Editor's Choice

Breaking point

BMJ 2016; 353 doi: https://doi.org/10.1136/bmj.i2260 (Published 21 April 2016) Cite this as: BMJ 2016;353:i2260
  1. Fiona Godlee, editor in chief
  1. The BMJ
  1. fgodlee{at}bmj.com

The long running and damaging dispute over the junior doctors’ contract enters a new phase this week. At its heart is whether weekday pay rates should apply on Saturdays, a move the government claims is essential to establish a “seven day NHS.” The junior doctors assert that existing resources will be spread too thin, creating gaps in rotas, making it hard to recruit and retain good doctors, and putting the long term staffing and safety of the NHS at risk (http://bit.ly/1ScPZvk). With no sign, at the time of writing, of either side stepping back from the brink (doi:10.1136/bmj.i2238), England’s junior doctors will next week take part in the first ever all-out strike by doctors in the UK.

On the face of it the government has the least to lose. Despite apparently retreating from “imposing” the contract in preference to “introducing” it (doi:10.1136/bmj.i2237), the health secretary seems confident that he has the necessary powers to implement his plan. But in failing to resolve the dispute Jeremy Hunt puts at grave risk his ability to manage the wider crisis facing the NHS (doi:10.1136/bmj.i1022). And Hunt’s rock bottom relations with the health professions make holding onto his job beyond the EU referendum unlikely.

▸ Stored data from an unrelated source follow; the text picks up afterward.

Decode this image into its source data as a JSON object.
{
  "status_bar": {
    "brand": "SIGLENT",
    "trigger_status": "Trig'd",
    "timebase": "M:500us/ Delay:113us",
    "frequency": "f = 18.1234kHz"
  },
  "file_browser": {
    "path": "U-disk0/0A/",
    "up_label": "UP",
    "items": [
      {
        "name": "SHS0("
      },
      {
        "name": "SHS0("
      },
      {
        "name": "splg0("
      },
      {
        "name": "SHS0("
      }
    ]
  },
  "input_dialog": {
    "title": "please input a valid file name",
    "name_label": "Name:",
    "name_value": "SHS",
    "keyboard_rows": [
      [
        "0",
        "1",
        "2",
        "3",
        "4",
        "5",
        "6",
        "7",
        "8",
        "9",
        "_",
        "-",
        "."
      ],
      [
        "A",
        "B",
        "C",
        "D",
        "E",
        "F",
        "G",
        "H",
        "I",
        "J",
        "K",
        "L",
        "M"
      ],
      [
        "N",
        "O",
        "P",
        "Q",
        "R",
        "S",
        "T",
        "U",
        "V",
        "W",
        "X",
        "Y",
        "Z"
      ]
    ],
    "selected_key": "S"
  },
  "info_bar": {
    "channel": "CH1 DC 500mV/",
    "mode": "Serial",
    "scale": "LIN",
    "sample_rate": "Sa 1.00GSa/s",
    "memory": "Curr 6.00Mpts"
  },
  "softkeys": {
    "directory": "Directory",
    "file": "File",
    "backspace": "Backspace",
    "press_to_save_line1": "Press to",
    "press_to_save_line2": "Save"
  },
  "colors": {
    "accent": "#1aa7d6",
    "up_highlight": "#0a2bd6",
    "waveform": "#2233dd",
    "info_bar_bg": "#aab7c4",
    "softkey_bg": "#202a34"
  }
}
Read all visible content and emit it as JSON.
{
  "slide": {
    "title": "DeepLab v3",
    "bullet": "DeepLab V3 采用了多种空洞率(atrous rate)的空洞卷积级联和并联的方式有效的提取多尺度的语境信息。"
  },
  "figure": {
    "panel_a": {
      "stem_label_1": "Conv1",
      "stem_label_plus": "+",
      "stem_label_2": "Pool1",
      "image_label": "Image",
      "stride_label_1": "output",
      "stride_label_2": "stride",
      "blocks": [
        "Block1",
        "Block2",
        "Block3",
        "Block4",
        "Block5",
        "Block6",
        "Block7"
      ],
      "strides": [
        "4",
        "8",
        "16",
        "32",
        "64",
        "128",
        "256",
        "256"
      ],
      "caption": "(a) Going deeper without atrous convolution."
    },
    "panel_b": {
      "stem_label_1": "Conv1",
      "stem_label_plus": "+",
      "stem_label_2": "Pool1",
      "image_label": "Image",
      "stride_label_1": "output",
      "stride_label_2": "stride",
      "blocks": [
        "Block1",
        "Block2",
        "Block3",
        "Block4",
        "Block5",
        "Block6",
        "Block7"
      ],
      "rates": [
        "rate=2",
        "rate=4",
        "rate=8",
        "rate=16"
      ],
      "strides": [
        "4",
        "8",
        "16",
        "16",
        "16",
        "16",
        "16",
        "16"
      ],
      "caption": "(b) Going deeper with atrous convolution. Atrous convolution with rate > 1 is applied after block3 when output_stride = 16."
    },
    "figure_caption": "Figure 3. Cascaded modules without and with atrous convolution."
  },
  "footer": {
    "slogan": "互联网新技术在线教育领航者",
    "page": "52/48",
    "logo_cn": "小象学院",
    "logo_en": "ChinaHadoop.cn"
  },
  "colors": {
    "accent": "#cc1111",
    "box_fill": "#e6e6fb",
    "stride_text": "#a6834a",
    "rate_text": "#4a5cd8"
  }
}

For doctors the stakes are higher. Public support for the juniors remains strong (https://yougov.co.uk/news/2016/04/04/all-out-doctors-strike), but next week’s strike could prove a tipping point, especially if a patient were to die or be seriously harmed as a result of the withdrawal of emergency cover. Also potentially at risk is the BMA’s role of national negotiator, as trusts consider making local arrangements. Foundation trusts have the legal right to negotiate local terms and conditions and may be tempted to do this to attract juniors (doi:10.1136/bmj.i2255). The alternative is to continue their disastrous spending on locum staff.

The juniors may have looked like easy pickings. So far the government has failed to isolate them from their senior colleagues, but this solidarity is not impervious to government blandishments. Prominent seniors are now calling for the juniors to concede (www.theguardian.com/society/2016/apr/09/doctors-strike-nhs-chief-england; www.bbc.co.uk/news/health-35275918; http://dailym.ai/1VDCKGU), and the proposed new contract for the seniors notably retains premium pay on Saturdays (http://careers.bmj.com/careers/advice/Consultants_oppose_government_proposals_for_contract_changes).

This is an unnecessary dispute with many underlying agendas and few possible outcomes, none of them good. Juniors’ hours were never cited by NHS England as a barrier to a seven day service (https://www.england.nhs.uk/wp-content/uploads/2013/12/forum-summary-report.pdf). The priority was always more consultant cover to speed up decision making and provide greater support for juniors.

Ostensibly the government’s goal is a seven day service. In reality it looks like being about breaking the doctors’ union. Who can tell what the effect will be on the NHS and patients if the government succeeds?

Footnotes

  • Editorial note: The BMJ is published by BMJ (BMJ Publishing Group Ltd), a wholly owned subsidiary of the British Medical Association. The BMA grants editorial freedom to the editor of The BMJ (currently Fiona Godlee). The views expressed in the journal are those of the authors and may not necessarily comply with BMA policy. The BMJ follows guidelines on editorial independence produced by the World Association of Medical Editors and the code on good publication practice produced by the Committee on Publication Ethics, and the EQUATOR network resource centre for good research reporting.